Comment se préparer au télétravail ?

Le télétravail, il faut bien dire que je n’en avais pas envie, et je pensais que mon activité et ma manière de travailler n’y étaient pas du tout adaptées. Il est vrai que notre petite équipe EcoNormandie* ne compte que trois personnes + un apprenti à l’année, mais elle accueille en continu des stagiaires de formations et niveaux divers, qui demandent du temps, de l’attention, de la proximité. Première conséquence du télétravail : j’ai mis fin aux stages de Maxime et Elisa, et j’ai prévenu Soumah et Lyna, qui devaient arriver en avril, que nous ne serons pas en mesure de les intégrer aux dates prévues…

Donc, le jeudi 12 mars, dans la journée, se pose pour la première fois pour nous la question du télétravail, avec la difficulté particulière d’accéder à distance au serveur de base de données, et le lundi 16 mars dans l’après-midi, nous avions emporté nos ordinateurs de bureau chez nous et étions déjà au boulot.

Pas de préparation, donc, mais de la part de la direction et des managers, une anticipation depuis début mars, et une réactivité qui s’est avérée efficace. Le vendredi 13 mars à 15 heures, les 200 salariés de la SNIC/Paris-Normandie reçoivent un communiqué signé du DG Valéry Jimonet et du président Romuald Uzan. Dans une situation déjà difficile pour l’entreprise – mais on ne parle pas encore de confinement – ils parlent d’un nouveau défi à relever ensemble “Il ne doit plus y avoir du JE mais du NOUS“. Ils parlent de solidarité, et donnent notamment deux informations :

• la nomination d’un coordinateur, Gil Guilbert (avec son numéro de portable).

• la création sur la messagerie instantanée slack (ci-contre) d’une chaîne dédiée aux infos liées au Coronavirus, au confinement et à la période compliquée qui s’annonçait. Le nom choisi pour cette chaîne en dit long sur l’état d’esprit que nous partageons : #pn-ensemble.

Il faut reconnaître que Gil Guilbert joue remarquablement le rôle (improvisé) de coordinateur. Il faut aussi parler de l’accompagnement très efficace des équipes informatiques de Paris-Normandie, qui restent à l’écoute et interviennent s’il le faut.

Petit jeu : saurez-vous reconnaître, dans les photos de quelques collaborateurs en télétravail ci-dessus, celles de Sophie Racapé et Béatrice Picard ?

Soyez inventifs…

Notre équipe EcoNormandie s’est mise au travail, avec de nouveaux outils pour communiquer, comme la visio-réunion quotidienne via slack+ zoom (ci-dessus, sur l’image, on voir Sophie Racapé, Romain Forfait et Béatrice Picard en réunion), ou la chaîne dédiée econormandie sur slack pour échanger au fil de la journée.

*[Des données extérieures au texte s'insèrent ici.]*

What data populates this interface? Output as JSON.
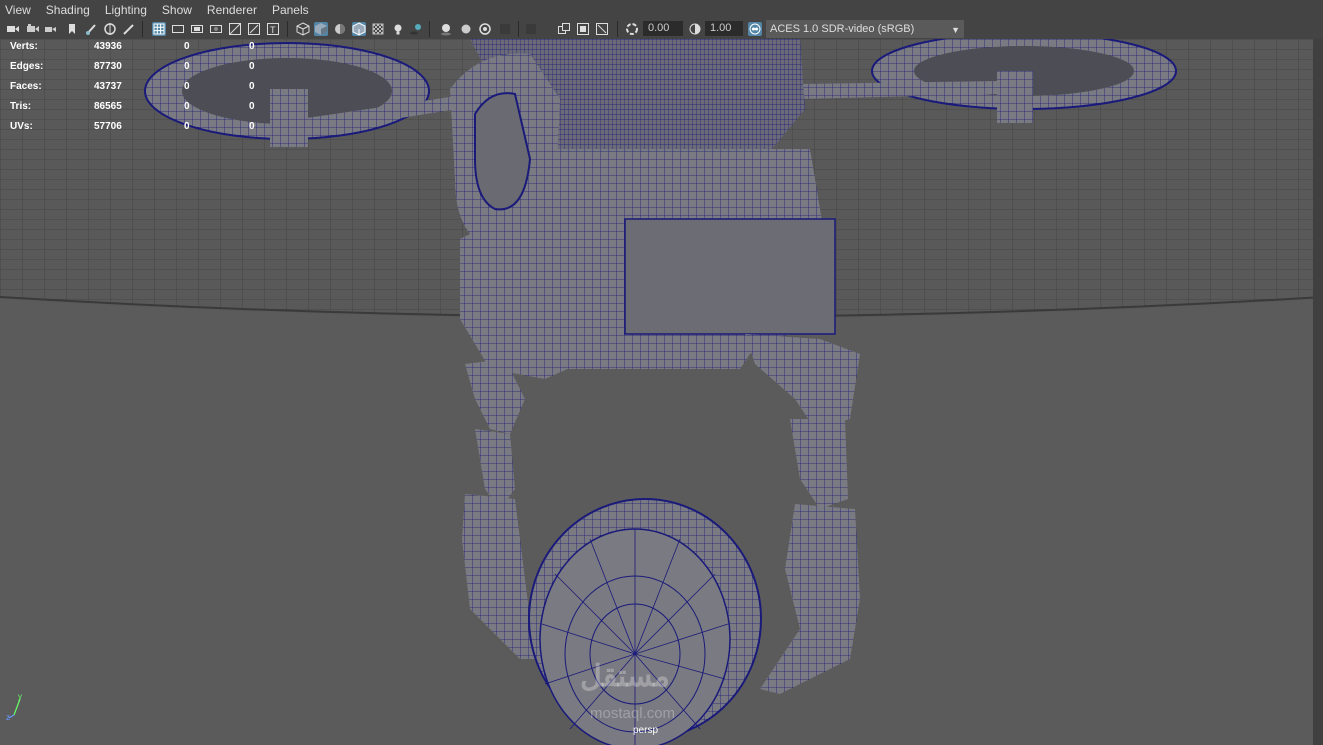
{
  "menubar": {
    "items": [
      "View",
      "Shading",
      "Lighting",
      "Show",
      "Renderer",
      "Panels"
    ]
  },
  "toolbar": {
    "exposure_value": "0.00",
    "gamma_value": "1.00",
    "color_space": "ACES 1.0 SDR-video (sRGB)",
    "icons": [
      "camera-select-icon",
      "camera-attributes-icon",
      "bookmark-icon",
      "image-plane-icon",
      "grid-icon",
      "film-gate-icon",
      "resolution-gate-icon",
      "gate-mask-icon",
      "field-chart-icon",
      "safe-action-icon",
      "safe-title-icon",
      "wireframe-icon",
      "smooth-shade-icon",
      "default-material-icon",
      "wireframe-on-shaded-icon",
      "xray-icon",
      "use-all-lights-icon",
      "shadows-icon",
      "screen-space-ao-icon",
      "motion-blur-icon",
      "isolate-select-icon",
      "multisample-aa-icon",
      "exposure-icon",
      "gamma-icon",
      "color-management-icon"
    ],
    "accent": "#5285a6"
  },
  "hud": {
    "rows": [
      {
        "label": "Verts:",
        "value": "43936",
        "sel": "0",
        "comp": "0"
      },
      {
        "label": "Edges:",
        "value": "87730",
        "sel": "0",
        "comp": "0"
      },
      {
        "label": "Faces:",
        "value": "43737",
        "sel": "0",
        "comp": "0"
      },
      {
        "label": "Tris:",
        "value": "86565",
        "sel": "0",
        "comp": "0"
      },
      {
        "label": "UVs:",
        "value": "57706",
        "sel": "0",
        "comp": "0"
      }
    ]
  },
  "viewport": {
    "camera": "persp",
    "wire_color": "#1a1a7a",
    "mesh_color": "#7a7a82",
    "background": "#5b5b5b"
  },
  "axis": {
    "y": "y",
    "z": "z"
  },
  "watermark": {
    "line1": "مستقل",
    "line2": "mostaql.com"
  }
}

Dès le mardi matin 17 mars, Nathalie Jourdan propose de casser le rythme hebdo et de repenser une Lettre EcoNormandie de crise, plus réactive et au fil de l’eau : 2-3 articles par jour et des exemples d’initiatives diverses et innovantes. “Il faut être agile, et efficace, vous avez tout compris. Bon courage !” nous signifie la direction. Et c’est parti !
La première newsletter de crise paraît le lendemain. Les articles sont, pour la période, accessibles à tous, et non pas réservés aux abonnés.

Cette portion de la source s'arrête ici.